Konferensi tematik dua tahunan INFID (1998–2004) telah mengubah kebijakan dan praktik lembaga donor dan lembaga keuangan internasional (Bank Dunia). Salah satu konferensi mengangkat tema mengenai data kebocoran 30 persen dalam dana utang luar negeri dari pinjaman Bank Dunia untuk berbagai proyek di Indonesia.

Salah satu advokasi lantang INFID terkait utang dan krisis 1998 bertajuk “Debt Kills Indonesian Babies”. Advokasi ini berhasil menciptakan riak-riak gerakan di tengah masyarakat setelah ketajaman INFID dalam memberikan edukasi publik mengenai bagaimana setiap individu rakyat Indonesia berpotensi menanggung beban utang Pemerintah.

Akibat sikap penentangan yang kuat dari INGI/INFID terhadap pemerintah Indonesia, selama bertahun-tahun INGI/INFID tidak dapat menyelenggarakan pertemuan di dalam negeri.
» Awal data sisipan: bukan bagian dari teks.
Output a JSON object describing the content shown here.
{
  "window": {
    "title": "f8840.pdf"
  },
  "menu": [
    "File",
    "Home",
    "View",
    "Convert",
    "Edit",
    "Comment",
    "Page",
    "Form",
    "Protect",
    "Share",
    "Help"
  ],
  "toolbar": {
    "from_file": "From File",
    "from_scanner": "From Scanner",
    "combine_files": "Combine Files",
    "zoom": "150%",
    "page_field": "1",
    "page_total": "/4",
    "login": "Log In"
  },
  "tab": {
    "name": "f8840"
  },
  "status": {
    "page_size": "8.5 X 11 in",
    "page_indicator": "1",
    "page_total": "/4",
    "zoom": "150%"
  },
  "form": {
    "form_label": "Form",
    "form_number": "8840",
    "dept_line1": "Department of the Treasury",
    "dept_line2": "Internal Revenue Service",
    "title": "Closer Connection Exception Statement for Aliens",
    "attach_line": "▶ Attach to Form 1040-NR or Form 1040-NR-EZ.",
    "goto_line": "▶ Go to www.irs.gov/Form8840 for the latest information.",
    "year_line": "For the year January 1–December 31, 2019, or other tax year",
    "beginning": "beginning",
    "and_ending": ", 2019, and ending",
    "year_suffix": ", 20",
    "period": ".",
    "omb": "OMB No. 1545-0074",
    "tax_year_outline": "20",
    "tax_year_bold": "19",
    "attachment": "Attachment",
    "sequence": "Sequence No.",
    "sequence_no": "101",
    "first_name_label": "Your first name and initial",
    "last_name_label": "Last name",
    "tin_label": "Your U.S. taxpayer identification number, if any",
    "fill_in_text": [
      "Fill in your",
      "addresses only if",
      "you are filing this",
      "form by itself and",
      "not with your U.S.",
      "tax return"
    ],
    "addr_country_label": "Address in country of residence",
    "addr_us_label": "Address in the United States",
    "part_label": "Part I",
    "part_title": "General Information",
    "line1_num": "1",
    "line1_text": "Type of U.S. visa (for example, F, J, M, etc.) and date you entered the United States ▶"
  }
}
Pada 1999, INFID mengadakan konferensi pertamanya di Bali, yang menandai perubahan penting dalam struktur dan tata kelola organisasi.

1985 - 1998

INFID telah berperan penting dalam mewujudkan proses demokratisasi di Indonesia sejak Indonesia tunduk pada sistem otoriter di bawah rezim Orde Baru. 

Para reformis seperti Abdurrahman Wahid (Gus Dur), Adnan Buyung Nasution, Toeti Heraty Nurhadi, dan Fauzi Abdullah, bersama sejumlah Lembaga Swadaya Masyarakat (LSM), bersatu dan bergabung. Mereka mendirikan International NGO Forum on Indonesia (INGI) pada 1985 dan bekerja erat dengan organisasi masyarakat sipil dari negara-negara donor Indonesia.

INGI memiliki sekretariat pertamanya di Den Haag, Belanda, dan di Jakarta, Indonesia. INGI dibentuk sebagai wadah baru untuk advokasi strategis yang bertujuan mendorong pemerintah Indonesia agar memanfaatkan bantuan luar negeri untuk pembangunan yang adil dan berkelanjutan, dengan menghormati sepenuhnya hak asasi manusia.